If You Have a Company-Sponsored Retirement Plan
Your IRA deduction can be limited if you also contribute to a company-sponsored retirement plan. It depends on the amount and the type of income you report.
A taxpayer is considered to be a participant in a company-sponsored retirement plan if their account balance received any contributions at all in a given year, even if all contributions were made by the company.
In this case, your ability to deduct your IRA contribution on your tax returns breaks down as follows:
- The IRA deduction is phased out if you have between $65,000 and $75,000 in modified adjusted gross income (MAGI) as of 2020 if you're single or filing as head of household. You'll be entitled to less of a deduction if you earn $65,000 or more, and you're not allowed a deduction at all if your MAGI is over $75,000.
- The IRA deduction is phased out between $104,000 and $124,000 if you're married and filing jointly in 2020, or if you're a qualified widower. MAGIs over $124,000 are not allowed a deduction.
These limits plunge significantly for married taxpayers who file separate returns. They're limited to a partial deduction in 2020 for MAGIs up to $10,000. There's no deduction over this income threshold.
You can calculate your MAGI for purposes of claiming the IRA deduction by adding back to your adjusted gross income (AGI) certain other deductions you might have taken, including the student loan interest deduction, the domestic production activities deduction, and the tuition and fees deduction. You must also add back certain income exclusions, including foreign earned income and housing, employer adoption benefits, and savings bond interest.
If Your Spouse Has a Company Retirement Plan
The IRS allows a full deduction up to the contribution limits in 2020 if you're not a participant but your spouse is and your household income falls below certain ranges.
For 2020, the deduction is phased out between $196,000 and $206,000 of adjusted gross income for taxpayers who are married and filing jointly when one spouse is a company retirement plan participant. A modified AGI over $206,000 allows for no deduction.
How to Claim the Deduction
The IRA deduction is an "above the line" adjustment to income, and that's a good thing. You don't have to itemize to claim it. You can take the deduction and itemize, too, or you can take it and claim the standard deduction.
Enter the amount on line 19 of Schedule 1 of the 2019 Form 1040, and file the Schedule with your tax return. Schedule 1 covers numerous adjustments to income. The total of all of them will transfer to line 8a of Form 1040.

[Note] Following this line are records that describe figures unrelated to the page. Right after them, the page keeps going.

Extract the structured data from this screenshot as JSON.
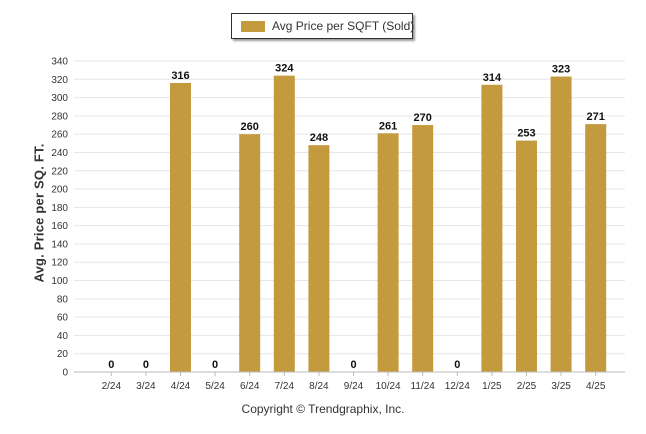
{
  "legend": {
    "label": "Avg Price per SQFT (Sold)"
  },
  "footer": {
    "text": "Copyright © Trendgraphix, Inc."
  },
  "colors": {
    "bar": "#C49A3E",
    "grid": "#E6E6E6",
    "axis": "#BBBBBB",
    "text": "#333333"
  },
  "chart_data": {
    "type": "bar",
    "title": "",
    "xlabel": "",
    "ylabel": "Avg. Price per SQ. FT.",
    "ylim": [
      0,
      340
    ],
    "ytick_step": 20,
    "grid": true,
    "legend_position": "top-center",
    "categories": [
      "2/24",
      "3/24",
      "4/24",
      "5/24",
      "6/24",
      "7/24",
      "8/24",
      "9/24",
      "10/24",
      "11/24",
      "12/24",
      "1/25",
      "2/25",
      "3/25",
      "4/25"
    ],
    "series": [
      {
        "name": "Avg Price per SQFT (Sold)",
        "values": [
          0,
          0,
          316,
          0,
          260,
          324,
          248,
          0,
          261,
          270,
          0,
          314,
          253,
          323,
          271
        ]
      }
    ]
  }
}
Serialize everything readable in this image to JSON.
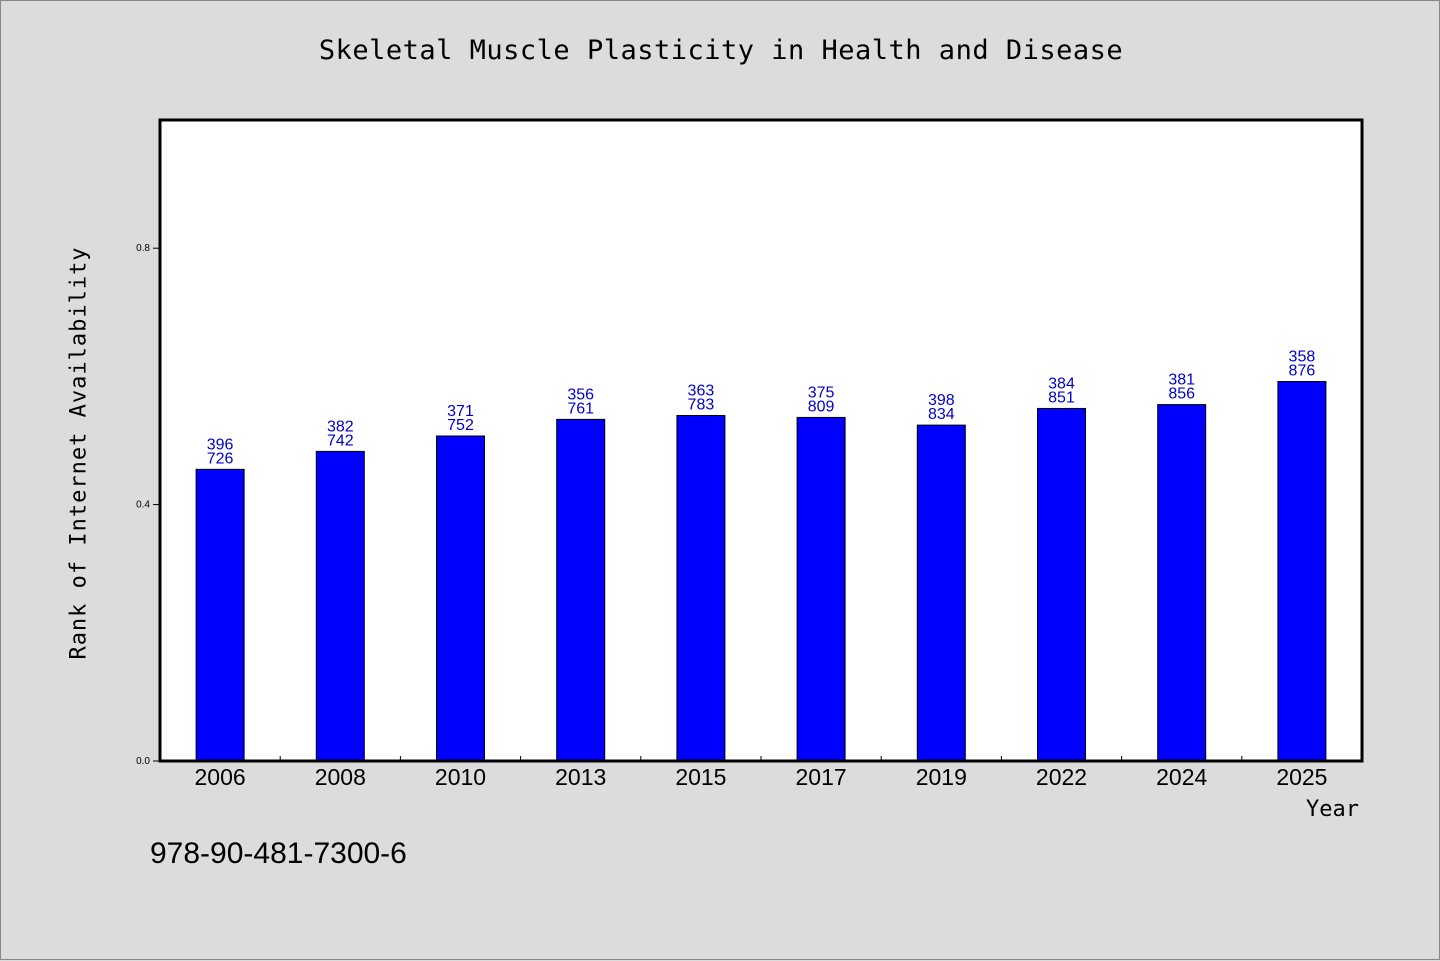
{
  "chart_data": {
    "type": "bar",
    "title": "Skeletal Muscle Plasticity in Health and Disease",
    "xlabel": "Year",
    "ylabel": "Rank of Internet Availability",
    "categories": [
      "2006",
      "2008",
      "2010",
      "2013",
      "2015",
      "2017",
      "2019",
      "2022",
      "2024",
      "2025"
    ],
    "values": [
      0.455,
      0.483,
      0.507,
      0.533,
      0.539,
      0.536,
      0.524,
      0.55,
      0.556,
      0.592
    ],
    "bar_labels": [
      [
        "396",
        "726"
      ],
      [
        "382",
        "742"
      ],
      [
        "371",
        "752"
      ],
      [
        "356",
        "761"
      ],
      [
        "363",
        "783"
      ],
      [
        "375",
        "809"
      ],
      [
        "398",
        "834"
      ],
      [
        "384",
        "851"
      ],
      [
        "381",
        "856"
      ],
      [
        "358",
        "876"
      ]
    ],
    "yticks": [
      "0.0",
      "0.4",
      "0.8"
    ],
    "ylim": [
      0,
      1.0
    ],
    "grid": false,
    "legend": "none",
    "colors": {
      "bar": "#0000ff",
      "bar_label": "#0000cc",
      "background": "#dcdcdc",
      "plot_bg": "#ffffff"
    }
  },
  "footer": {
    "isbn": "978-90-481-7300-6"
  }
}
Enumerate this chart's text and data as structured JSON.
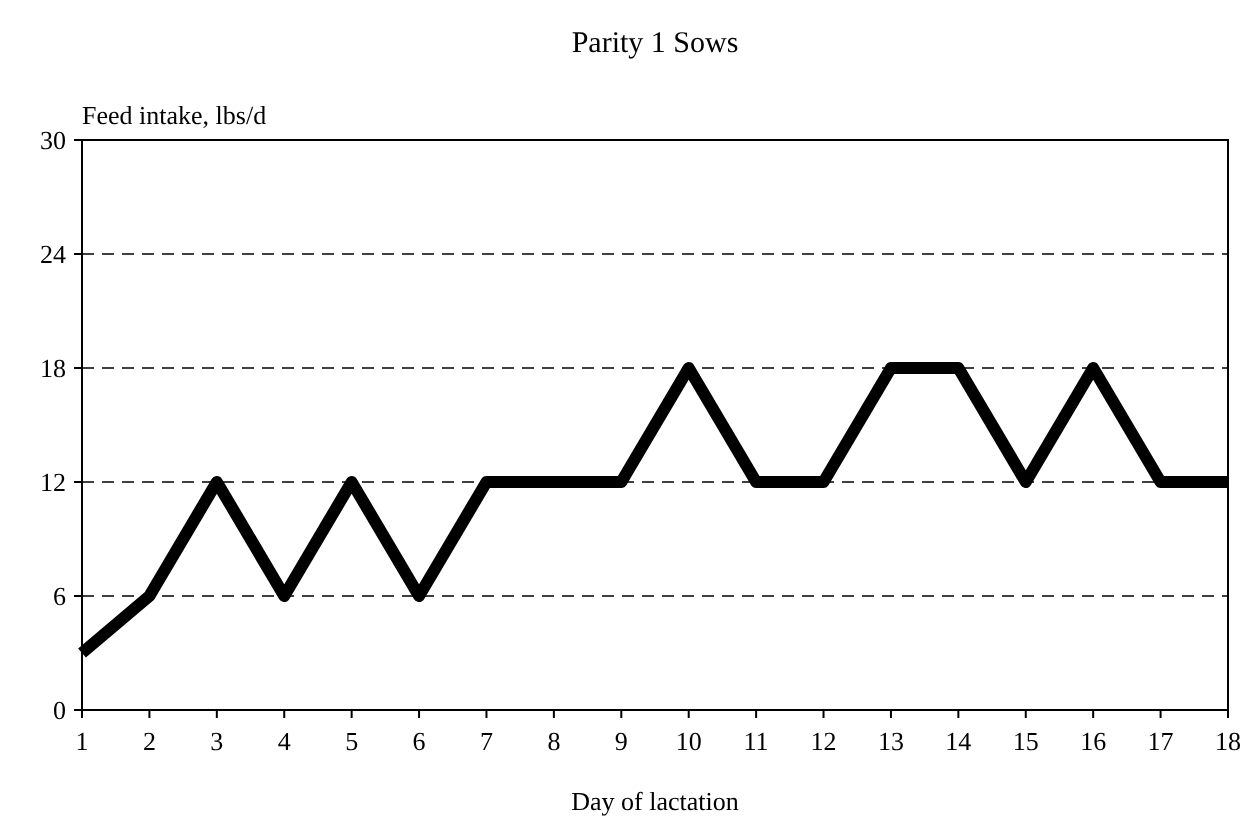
{
  "chart_data": {
    "type": "line",
    "title": "Parity 1 Sows",
    "xlabel": "Day of lactation",
    "ylabel": "Feed intake, lbs/d",
    "x": [
      1,
      2,
      3,
      4,
      5,
      6,
      7,
      8,
      9,
      10,
      11,
      12,
      13,
      14,
      15,
      16,
      17,
      18
    ],
    "series": [
      {
        "color": "#000000",
        "values": [
          3,
          6,
          12,
          6,
          12,
          6,
          12,
          12,
          12,
          18,
          12,
          12,
          18,
          18,
          12,
          18,
          12,
          12
        ]
      }
    ],
    "xlim": [
      1,
      18
    ],
    "xticks": [
      1,
      2,
      3,
      4,
      5,
      6,
      7,
      8,
      9,
      10,
      11,
      12,
      13,
      14,
      15,
      16,
      17,
      18
    ],
    "ylim": [
      0,
      30
    ],
    "yticks": [
      0,
      6,
      12,
      18,
      24,
      30
    ],
    "grid": "y",
    "marker": "none",
    "line_style": "solid"
  }
}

These lines and forms apply to the 2019 tax return, the one you'd file in 2020. The IRS has redesigned the 1040 tax return twice since 2017, so this information won't necessarily appear in the same place on other years' returns.
Non-Deductible IRA Contributions
You can still make contributions even if you're not eligible for the IRA deduction. This is called a non-deductible IRA contribution, and the funds inside the account will grow tax-deferred until a distribution occurs.